Embodiments of the present disclosure will now be described in detail with reference to the accompanying drawings. Reference will now be made in detail to the preferred embodiments of the present disclosure, examples of which are illustrated in the accompanying drawings. Wherever possible, the same reference numbers will be used throughout the drawings to refer to the same or like parts. Further, although the terms used in the present disclosure are selected from publicly known and used terms, some of the terms mentioned in the specification of the present disclosure may be selected by the applicant at his or her discretion, the detailed meanings of which are described in relevant parts of the description herein. Furthermore, it is required that the present disclosure is understood, not simply by the actual terms used but by the meaning of each term lying within.

The above and other objects, features and advantages of the present invention will become apparent to those skilled in the art from the following detailed description of the present invention with reference to the accompanying drawings.

FIG. 1 is a schematic diagram of a first training lens 100 for near field use according to the present invention;

FIG. 2(1) is a schematic structural diagram of a first embodiment of a remote second training lens 200 according to the present invention;

FIG. 2(2) is a schematic structural diagram of a second embodiment of a remote-use second training lens 200 according to the present invention;

FIG. 3 is a schematic view of the first and second training lenses applied to the frame to form training glasses;

FIGS. 4(1) and 4(2) illustrate a front view and a side view, respectively, of the exercise apparatus of the present invention;

FIGS. 5(1) and 5(2) are schematic diagrams respectively illustrating the use states of the distance adjusting unit using the training device of the present invention;

FIG. 6 is a schematic diagram illustrating the use of one embodiment of the training glasses and training device of the present invention;

FIG. 7 illustrates a top view of the embodiment of FIG. 6;

FIG. 8 is a schematic diagram illustrating a single-vision effect of two eyes obtained by the central training optotypes seen by the left and right eye views and then reversely fused by the brain vision center;

FIG. 9 is a schematic diagram showing the positions of a central training optotype and peripheral training optotypes on a display unit;

fig. 10(a) to 10(g) show schematic diagrams of training using a training optotype.

Reference numerals

100-first training lens

101-first refractive training area of first training lens

102-second refractive training area of first training lens

103-transition zone of the first training lens

200-second training lens

201-first refractive training area of second training lens

202-second refractive training area of second training lens

203-third refractive training zone of second training lens

204-transition zone of the second training lens

5-training glasses

51-training spectacle frame

300-training device

301-training screen unit

302-Adjustable head rest

303-Adjustable chin rest

304-distance adjusting unit

305-Screen first zone

306-screen isolation area

3061-front panel unit

3062-backboard unit

307-Screen second area

308-antiskid base

309-Stent

400-display unit

4011-first Central training optotype

4012-second Central training optotype

4021-first peripheral training optotype

4022-second peripheral training optotype

403-display spacer region

4041-first central training optotype imaging

4042-second central training optotype imaging

4043-fusing images

Detailed Description

In order to more clearly illustrate the technical solutions of the embodiments of the present application, the drawings used in the description of the embodiments will be briefly introduced below. It is obvious that the drawings in the following description are only examples or embodiments of the application, from which the application can also be applied to other similar scenarios without inventive effort for a person skilled in the art. Unless otherwise apparent from the context, or otherwise indicated, like reference numbers in the figures refer to the same structure or operation.

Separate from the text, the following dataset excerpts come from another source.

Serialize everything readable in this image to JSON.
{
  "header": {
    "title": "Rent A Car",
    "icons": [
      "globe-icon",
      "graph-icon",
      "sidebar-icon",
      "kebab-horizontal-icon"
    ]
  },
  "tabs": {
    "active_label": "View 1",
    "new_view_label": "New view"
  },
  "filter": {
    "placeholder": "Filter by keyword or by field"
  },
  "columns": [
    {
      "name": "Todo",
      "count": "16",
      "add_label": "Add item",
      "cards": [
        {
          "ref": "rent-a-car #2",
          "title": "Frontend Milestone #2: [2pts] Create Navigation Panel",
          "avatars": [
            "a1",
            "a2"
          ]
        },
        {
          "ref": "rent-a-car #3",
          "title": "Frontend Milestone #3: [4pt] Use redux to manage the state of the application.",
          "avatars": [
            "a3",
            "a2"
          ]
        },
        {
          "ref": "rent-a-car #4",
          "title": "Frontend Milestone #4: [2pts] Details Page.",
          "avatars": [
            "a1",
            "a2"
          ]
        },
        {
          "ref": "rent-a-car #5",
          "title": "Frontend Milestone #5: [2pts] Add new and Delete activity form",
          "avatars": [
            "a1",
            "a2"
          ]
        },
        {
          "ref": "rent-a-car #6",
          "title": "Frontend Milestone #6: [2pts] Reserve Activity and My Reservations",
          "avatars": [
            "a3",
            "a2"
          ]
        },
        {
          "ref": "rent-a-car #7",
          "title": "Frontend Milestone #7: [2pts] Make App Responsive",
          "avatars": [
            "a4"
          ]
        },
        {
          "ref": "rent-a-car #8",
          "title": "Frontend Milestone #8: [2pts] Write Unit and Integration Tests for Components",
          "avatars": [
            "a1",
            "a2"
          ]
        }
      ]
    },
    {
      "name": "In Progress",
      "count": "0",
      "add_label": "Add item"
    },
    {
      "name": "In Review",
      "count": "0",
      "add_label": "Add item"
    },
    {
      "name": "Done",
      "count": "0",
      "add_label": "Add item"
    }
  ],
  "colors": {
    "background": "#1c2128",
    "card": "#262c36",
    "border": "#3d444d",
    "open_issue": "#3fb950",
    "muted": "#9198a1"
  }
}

As used in this application and the appended claims, the terms "a," "an," "the," and/or "the" are not intended to be inclusive in the singular, but rather are intended to be inclusive in the plural unless the context clearly dictates otherwise. In general, the terms "comprises" and "comprising" merely indicate that steps and elements are included which are explicitly identified, that the steps and elements do not form an exclusive list, and that a method or apparatus may include other steps or elements.

The relative arrangement of the components and steps, the numerical expressions, and numerical values set forth in these embodiments do not limit the scope of the present application unless specifically stated otherwise. Meanwhile, it should be understood that the sizes of the respective portions shown in the drawings are not drawn in an actual proportional relationship for the convenience of description. Techniques, methods, and apparatus known to those of ordinary skill in the relevant art may not be discussed in detail but are intended to be part of the specification where appropriate. In all examples shown and discussed herein, any particular value should be construed as merely illustrative, and not limiting. Thus, other examples of the exemplary embodiments may have different values. It should be noted that: like reference numbers and letters refer to like items in the following figures, and thus, once an item is defined in one figure, further discussion thereof is not required in subsequent figures.

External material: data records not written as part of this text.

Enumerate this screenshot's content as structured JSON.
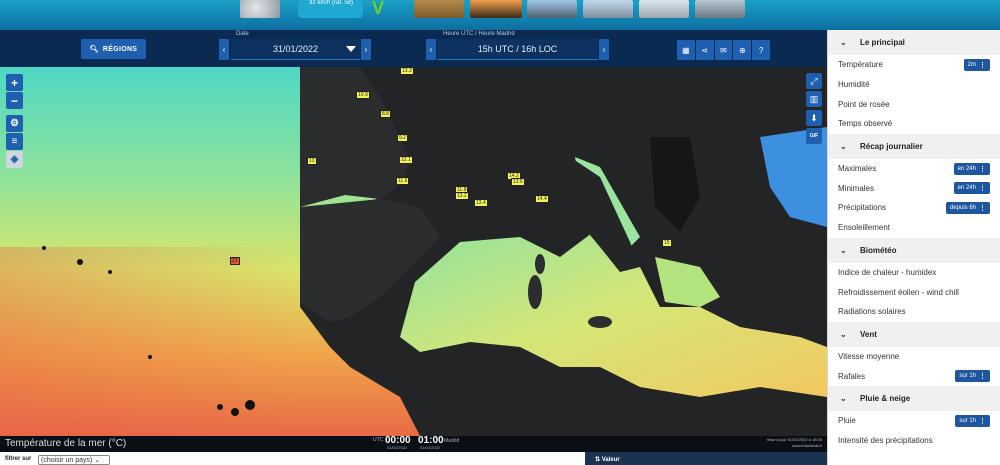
{
  "top_strip": {
    "wind_badge": "32 km/h (raf. 58)",
    "v_logo": "V"
  },
  "toolbar": {
    "regions_label": "RÉGIONS",
    "date_label": "Date",
    "date_value": "31/01/2022",
    "hour_label": "Heure UTC / Heure Madrid",
    "hour_value": "15h UTC / 16h LOC",
    "prev_arrow": "‹",
    "next_arrow": "›",
    "icons": [
      "calendar-icon",
      "share-icon",
      "message-icon",
      "globe-icon",
      "help-icon"
    ]
  },
  "map": {
    "controls_left": [
      "+",
      "−"
    ],
    "controls_right": [
      "fullscreen-icon",
      "building-icon",
      "download-icon",
      "GIF"
    ],
    "gif_label": "GIF",
    "labels": [
      {
        "text": "13.3",
        "kind": "normal"
      },
      {
        "text": "10.9",
        "kind": "normal"
      },
      {
        "text": "8.8",
        "kind": "normal"
      },
      {
        "text": "9.2",
        "kind": "normal"
      },
      {
        "text": "13",
        "kind": "normal"
      },
      {
        "text": "12.1",
        "kind": "normal"
      },
      {
        "text": "11.6",
        "kind": "normal"
      },
      {
        "text": "11.8",
        "kind": "normal"
      },
      {
        "text": "13.2",
        "kind": "normal"
      },
      {
        "text": "13.4",
        "kind": "normal"
      },
      {
        "text": "14.2",
        "kind": "normal"
      },
      {
        "text": "13.6",
        "kind": "normal"
      },
      {
        "text": "14.4",
        "kind": "normal"
      },
      {
        "text": "15",
        "kind": "normal"
      },
      {
        "text": "21",
        "kind": "red"
      }
    ]
  },
  "footer": {
    "legend_title": "Température de la mer (°C)",
    "utc_label": "UTC",
    "utc_time": "00:00",
    "utc_date": "01/02/2022",
    "loc_time": "01:00",
    "loc_label": "Madrid",
    "loc_date": "01/02/2022",
    "update_line1": "mise à jour 31/01/2022 à 18:05",
    "update_line2": "www.infoclimat.fr"
  },
  "bottom": {
    "filter_label": "filtrer sur",
    "country_select": "(choisir un pays)",
    "value_header": "Valeur"
  },
  "panel": {
    "sections": [
      {
        "title": "Le principal",
        "items": [
          {
            "label": "Température",
            "pill": "2m"
          },
          {
            "label": "Humidité",
            "pill": ""
          },
          {
            "label": "Point de rosée",
            "pill": ""
          },
          {
            "label": "Temps observé",
            "pill": ""
          }
        ]
      },
      {
        "title": "Récap journalier",
        "items": [
          {
            "label": "Maximales",
            "pill": "en 24h"
          },
          {
            "label": "Minimales",
            "pill": "en 24h"
          },
          {
            "label": "Précipitations",
            "pill": "depuis 6h"
          },
          {
            "label": "Ensoleillement",
            "pill": ""
          }
        ]
      },
      {
        "title": "Biométéo",
        "items": [
          {
            "label": "Indice de chaleur - humidex",
            "pill": ""
          },
          {
            "label": "Refroidissement éolien - wind chill",
            "pill": ""
          },
          {
            "label": "Radiations solaires",
            "pill": ""
          }
        ]
      },
      {
        "title": "Vent",
        "items": [
          {
            "label": "Vitesse moyenne",
            "pill": ""
          },
          {
            "label": "Rafales",
            "pill": "sur 1h"
          }
        ]
      },
      {
        "title": "Pluie & neige",
        "items": [
          {
            "label": "Pluie",
            "pill": "sur 1h"
          },
          {
            "label": "Intensité des précipitations",
            "pill": ""
          }
        ]
      }
    ]
  }
}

In the description of the present application, it is to be understood that the orientation or positional relationship indicated by the directional terms such as "front, rear, upper, lower, left, right", "lateral, vertical, horizontal" and "top, bottom", etc., are generally based on the orientation or positional relationship shown in the drawings, and are used for convenience of description and simplicity of description only, and in the case of not making a reverse description, these directional terms do not indicate and imply that the device or element being referred to must have a particular orientation or be constructed and operated in a particular orientation, and therefore, should not be considered as limiting the scope of the present application; the terms "inner and outer" refer to the inner and outer relative to the profile of the respective component itself.

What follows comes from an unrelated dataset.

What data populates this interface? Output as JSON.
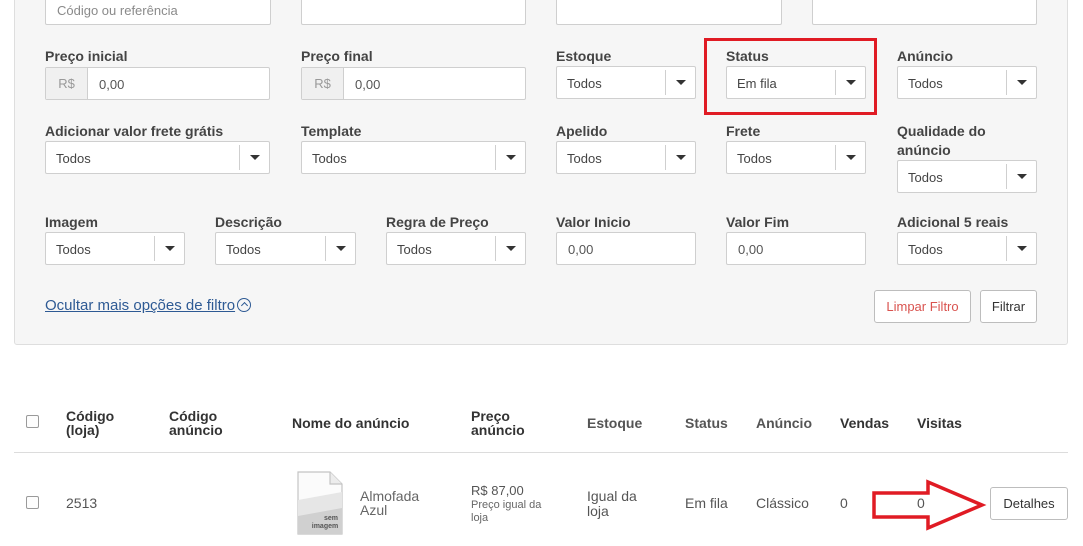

Spatially relative terms, such as "above … …," "above … …," "above … …," "above," and the like, may be used herein for ease of description to describe one device or feature's spatial relationship to another device or feature as illustrated in the figures. It will be understood that the spatially relative terms are intended to encompass different orientations of the device in use or operation in addition to the orientation depicted in the figures. For example, if a device in the figures is turned over, devices described as "above" or "on" other devices or configurations would then be oriented "below" or "under" the other devices or configurations. Thus, the exemplary term "above … …" can include both an orientation of "above … …" and "below … …". The device may be otherwise variously oriented (rotated 90 degrees or at other orientations) and the spatially relative descriptors used herein interpreted accordingly.

It should be noted that the terms "first", "second", and the like are used to define the components, and are only used for convenience of distinguishing the corresponding components, and the terms have no special meanings unless otherwise stated, and therefore, the scope of protection of the present application is not to be construed as being limited. Further, although the terms used in the present application are selected from publicly known and used terms, some of the terms mentioned in the specification of the present application may be selected by the applicant at his or her discretion, the detailed meanings of which are described in relevant parts of the description herein. Further, it is required that the present application is understood not only by the actual terms used but also by the meaning of each term lying within.

Flow charts are used herein to illustrate operations performed by systems according to embodiments of the present application. It should be understood that the preceding or following operations are not necessarily performed in the exact order in which they are performed. Rather, various steps may be processed in reverse order or simultaneously. Meanwhile, other operations are added to or removed from these processes.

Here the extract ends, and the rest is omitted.